弁護士法人デイライト法律事務所 パートナー弁護士

妊娠高血圧症候群(にんしんこうけつあつしょうこうぐん)は、産後になっても死亡するリスクがあります。
妊娠高血圧症候群の合併症(脳出血、心筋症など)は産後でも発生し、これによって、お母さんが死亡してしまうことがあるのです。
その上、妊娠高血圧症候群になったお母さんは、出産してからしばらくだけでなく、生涯にわたって、糖尿病、高血圧、心筋梗塞などを起こすリスクが高いことも知られています。
今回の記事では、妊娠高血圧症候群について、産後の死亡率や産後に生じる影響、妊娠高血圧を予防する方法などについてご紹介していきます。

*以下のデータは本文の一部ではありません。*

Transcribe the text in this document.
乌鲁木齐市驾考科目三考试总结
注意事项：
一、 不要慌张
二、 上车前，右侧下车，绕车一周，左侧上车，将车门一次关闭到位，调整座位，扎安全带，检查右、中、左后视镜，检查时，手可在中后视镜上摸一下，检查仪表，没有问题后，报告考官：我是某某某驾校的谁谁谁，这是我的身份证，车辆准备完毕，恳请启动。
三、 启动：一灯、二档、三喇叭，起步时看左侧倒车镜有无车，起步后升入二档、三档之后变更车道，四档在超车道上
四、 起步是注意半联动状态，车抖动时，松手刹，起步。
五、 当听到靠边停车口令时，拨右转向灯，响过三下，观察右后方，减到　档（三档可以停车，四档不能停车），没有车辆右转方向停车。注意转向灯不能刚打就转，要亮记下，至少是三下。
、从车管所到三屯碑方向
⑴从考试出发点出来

加えて、妊娠高血圧症候群によってご家族を亡くされた場合の対応方法についても、解説してまいります。
ご関心がおありの方は、どうぞご一読ください。
目次
妊娠高血圧症候群は産後に死亡することがある?
産後であっても、妊娠高血圧症候群により死亡することはあります。
基本的には、妊娠高血圧症候群は、出産により改善していくものです。
しかし、特に妊娠高血圧腎症(*)、加重型妊娠高血圧腎症(**)の場合、血管内皮障害による影響が分娩後数日間は残っており、すぐには軽快しません。

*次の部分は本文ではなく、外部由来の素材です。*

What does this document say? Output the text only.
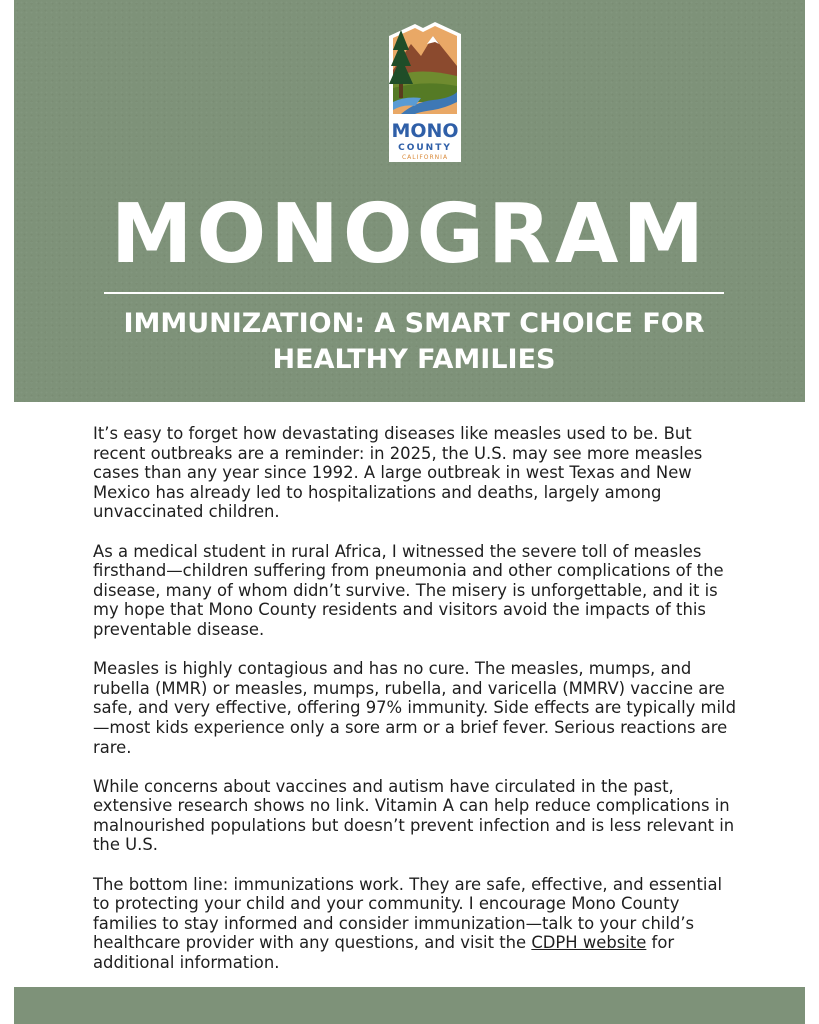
MONO
COUNTY
CALIFORNIA
MONOGRAM
IMMUNIZATION: A SMART CHOICE FOR
HEALTHY FAMILIES

It’s easy to forget how devastating diseases like measles used to be. But recent outbreaks are a reminder: in 2025, the U.S. may see more measles cases than any year since 1992. A large outbreak in west Texas and New Mexico has already led to hospitalizations and deaths, largely among unvaccinated children.

As a medical student in rural Africa, I witnessed the severe toll of measles firsthand—children suffering from pneumonia and other complications of the disease, many of whom didn’t survive. The misery is unforgettable, and it is my hope that Mono County residents and visitors avoid the impacts of this preventable disease.

Measles is highly contagious and has no cure. The measles, mumps, and rubella (MMR) or measles, mumps, rubella, and varicella (MMRV) vaccine are safe, and very effective, offering 97% immunity. Side effects are typically mild—most kids experience only a sore arm or a brief fever. Serious reactions are rare.

While concerns about vaccines and autism have circulated in the past, extensive research shows no link. Vitamin A can help reduce complications in malnourished populations but doesn’t prevent infection and is less relevant in the U.S.

The bottom line: immunizations work. They are safe, effective, and essential to protecting your child and your community. I encourage Mono County families to stay informed and consider immunization—talk to your child’s healthcare provider with any questions, and visit the CDPH website for additional information.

そのため、分娩後も、1週間程度は、慎重に経過を観察する必要があります。
妊娠高血圧腎症:以下の①②の両方に当てはまるもの
- ① 妊娠20週以降に初めて高血圧になり、出産後12週までに正常な血圧に戻る。
- ② たんぱく尿、臓器障害など、又は子宮胎盤機能不全のいずれかが認められる。
加重型妊娠高血圧腎症:以下の①②のいずれかに当てはまるもの
- ① 妊娠20週より前(妊娠前を含む)から高血圧があり、妊娠20週以降に妊娠高血圧腎症の症状が発生した。
- ② 妊娠20週より前(妊娠前を含む)から腎臓の病気があってたんぱく尿があったところ、妊娠20週以降に高血圧を発症した。

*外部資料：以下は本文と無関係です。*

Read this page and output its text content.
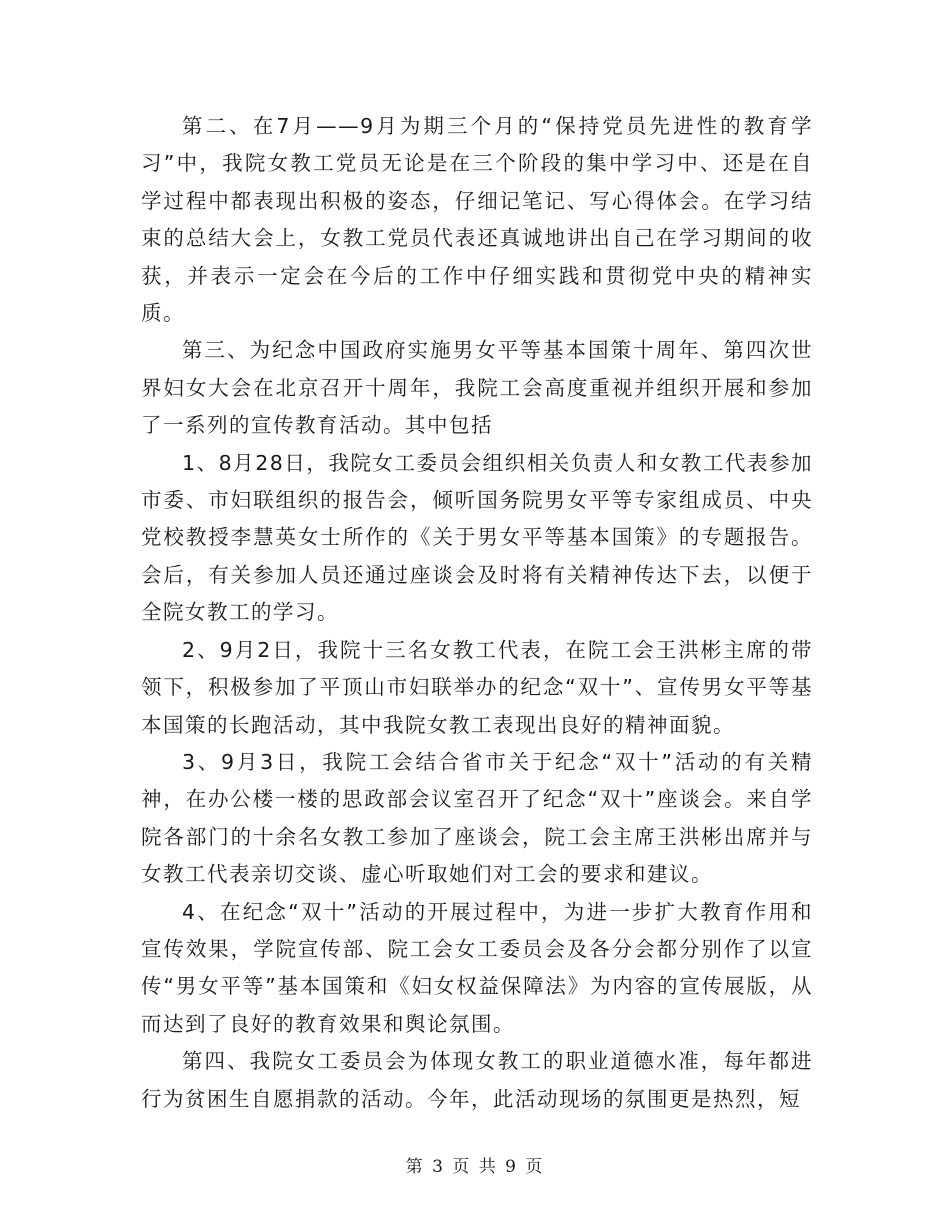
第二、在7月——9月为期三个月的“保持党员先进性的教育学习”中，我院女教工党员无论是在三个阶段的集中学习中、还是在自学过程中都表现出积极的姿态，仔细记笔记、写心得体会。在学习结束的总结大会上，女教工党员代表还真诚地讲出自己在学习期间的收获，并表示一定会在今后的工作中仔细实践和贯彻党中央的精神实质。

第三、为纪念中国政府实施男女平等基本国策十周年、第四次世界妇女大会在北京召开十周年，我院工会高度重视并组织开展和参加了一系列的宣传教育活动。其中包括

1、8月28日，我院女工委员会组织相关负责人和女教工代表参加市委、市妇联组织的报告会，倾听国务院男女平等专家组成员、中央党校教授李慧英女士所作的《关于男女平等基本国策》的专题报告。会后，有关参加人员还通过座谈会及时将有关精神传达下去，以便于全院女教工的学习。

2、9月2日，我院十三名女教工代表，在院工会王洪彬主席的带领下，积极参加了平顶山市妇联举办的纪念“双十”、宣传男女平等基本国策的长跑活动，其中我院女教工表现出良好的精神面貌。

3、9月3日，我院工会结合省市关于纪念“双十”活动的有关精神，在办公楼一楼的思政部会议室召开了纪念“双十”座谈会。来自学院各部门的十余名女教工参加了座谈会，院工会主席王洪彬出席并与女教工代表亲切交谈、虚心听取她们对工会的要求和建议。

4、在纪念“双十”活动的开展过程中，为进一步扩大教育作用和宣传效果，学院宣传部、院工会女工委员会及各分会都分别作了以宣传“男女平等”基本国策和《妇女权益保障法》为内容的宣传展版，从而达到了良好的教育效果和舆论氛围。

第四、我院女工委员会为体现女教工的职业道德水准，每年都进行为贫困生自愿捐款的活动。今年，此活动现场的氛围更是热烈，短

第 3 页 共 9 页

妊娠高血圧症候群の分類については、以下のページをご覧ください。
それ以降も、血圧が下がらなかったり、妊娠中に生じた合併症の影響があったりすると、産後の死亡につながることがあり得ます。
さらに、長期的にみても、妊娠高血圧症候群になった女性は、心血管系、脳血管障害のリスクが高く、腎障害のリスクも高いため、これらの疾患で後に亡くなることもあり得ます。
参考:「妊娠高血圧症候群の診療指針2021―Best Practice Guid-」(メジカルビュー社・2021年6月30日)|日本妊娠高血圧学会
そのため、妊娠高血圧症候群となった場合は、産後も医師の指示に従って治療を受けること、ひとまず治療が終わった後も年1回健康診断を受けることが大切になります。
妊娠高血圧症候群の産後の死亡率とは?
妊娠高血圧症候群により産後に死亡する割合に関連して、次のような調査結果があります。
日本産婦人科医会に提出された調査票によると、2010年から2015年の間に妊産婦死亡例(277件)のうち、妊娠高血圧症候群が死亡原因となったのは30例だった。
(内訳)
脳実質内出血:22例
くも膜下出血:3例
肝被膜下血腫:2例
周産期心筋症:2例
子癇:1例このうち、分娩後(産後)に発症したのは11例、分娩中に発症したのは12例、分娩前に発症したのは7例だった。
分娩後に発症した事例の原因疾患は、以下のとおりであった。
脳実質内出血:8例
PPCM(周産期心筋症) 1例(周産期は、妊娠22週から子の出生後7日未満の期間)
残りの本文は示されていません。